Oha – plötzlich wird es hell im Zelt. Richtig hell. Das kann nur heißen: Sonne! Also raus aus den Federn, das muss genutzt werden.
Beim Frühstück dann die Überraschung: In einer Ecke meines Rucksacks finde ich eine ganze Ziplock-Tüte Müsli, von deren Existenz ich nichts mehr wusste. Da hätte ich die letzten Tage ruhig etwas großzügiger essen können.
Laut Komoot liegt nur noch eine Anhöhe vor mir, dann geht’s ins Tal hinunter. Ich freue mich schon.

Doch das ist wieder mal nur graue Theorie. Die Realität besteht aus endlosen Wellen: rauf, runter, wieder rauf. Als ich endlich die Straße im Tal sehe, denke ich: „Nicht mehr weit!“ Aber natürlich habe ich die Rechnung ohne den Wirt gemacht.
Es gilt, in dichtem, nordischem Mischwald einen nicht vorhandenen Weg zu finden. Wie das gehen soll? Keine Ahnung. Der E1 nimmt jedenfalls keinerlei Rücksicht auf Geländeformen.
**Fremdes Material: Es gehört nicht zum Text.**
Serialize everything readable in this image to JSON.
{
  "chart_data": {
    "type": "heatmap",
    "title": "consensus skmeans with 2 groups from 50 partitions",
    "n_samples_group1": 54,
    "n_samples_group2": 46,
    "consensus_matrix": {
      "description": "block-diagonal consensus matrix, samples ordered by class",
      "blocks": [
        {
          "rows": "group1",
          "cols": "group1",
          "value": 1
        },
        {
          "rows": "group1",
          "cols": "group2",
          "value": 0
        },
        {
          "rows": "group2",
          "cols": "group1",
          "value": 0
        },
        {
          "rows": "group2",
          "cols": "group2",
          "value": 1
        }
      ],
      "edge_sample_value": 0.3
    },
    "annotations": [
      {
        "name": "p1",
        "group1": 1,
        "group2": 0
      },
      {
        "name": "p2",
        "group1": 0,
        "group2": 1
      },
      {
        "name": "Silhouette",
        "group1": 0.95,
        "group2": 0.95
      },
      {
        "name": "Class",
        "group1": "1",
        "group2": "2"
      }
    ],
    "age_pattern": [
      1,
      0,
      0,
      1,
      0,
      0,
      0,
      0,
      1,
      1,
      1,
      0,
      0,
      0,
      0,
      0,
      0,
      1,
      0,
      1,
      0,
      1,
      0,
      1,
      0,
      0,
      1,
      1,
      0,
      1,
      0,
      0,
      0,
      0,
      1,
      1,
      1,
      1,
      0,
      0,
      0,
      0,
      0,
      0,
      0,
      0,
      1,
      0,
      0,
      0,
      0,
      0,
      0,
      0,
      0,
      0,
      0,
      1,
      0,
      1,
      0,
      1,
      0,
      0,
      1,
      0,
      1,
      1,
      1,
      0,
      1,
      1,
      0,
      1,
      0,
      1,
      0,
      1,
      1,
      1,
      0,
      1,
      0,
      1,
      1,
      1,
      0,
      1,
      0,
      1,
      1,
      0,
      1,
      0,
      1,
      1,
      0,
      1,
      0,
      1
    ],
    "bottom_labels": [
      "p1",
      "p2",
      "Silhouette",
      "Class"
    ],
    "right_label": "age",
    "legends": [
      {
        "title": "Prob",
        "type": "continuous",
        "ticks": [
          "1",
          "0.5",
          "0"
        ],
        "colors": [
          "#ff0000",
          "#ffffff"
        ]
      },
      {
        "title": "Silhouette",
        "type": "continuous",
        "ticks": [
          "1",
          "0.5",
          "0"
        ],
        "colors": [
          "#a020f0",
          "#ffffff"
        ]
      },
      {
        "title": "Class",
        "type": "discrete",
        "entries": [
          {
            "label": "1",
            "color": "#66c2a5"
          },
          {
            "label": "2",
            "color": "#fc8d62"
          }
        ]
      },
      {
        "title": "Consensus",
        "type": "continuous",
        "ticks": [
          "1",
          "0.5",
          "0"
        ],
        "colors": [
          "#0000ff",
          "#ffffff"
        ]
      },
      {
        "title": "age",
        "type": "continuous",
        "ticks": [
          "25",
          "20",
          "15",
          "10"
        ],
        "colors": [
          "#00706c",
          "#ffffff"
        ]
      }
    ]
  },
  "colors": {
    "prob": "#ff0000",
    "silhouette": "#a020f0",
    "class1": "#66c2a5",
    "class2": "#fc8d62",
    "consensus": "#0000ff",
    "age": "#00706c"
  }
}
Er führt mitten über einen tiefen Graben, gespickt mit moosbewachsenen Felsbrocken. 30 Meter steil hinunter, 30 Meter auf der anderen Seite fast senkrecht wieder hinauf. Schimpfen bringt nichts – habe ich probiert. Also stoisch einen Fuß vor den anderen setzen. Ja, genau das ist Abenteuer.


Als ich schon fast nicht mehr daran glaube, jemals aus diesem grünen Labyrinth herauszukommen, stehe ich plötzlich auf Asphalt. Jetzt sind es nur noch 12 Kilometer Straße. Und am Ende warten drei Dinge: shoppen, duschen, essen gehen.
Das Beste: Als „Norge på langs“-Wanderer wird man hier mit einem gratis Essen samt Getränk empfangen. Tusen takk! Solche Momente lassen mich sprachlos, dankbar und glücklich zurück. Trail Magic eben.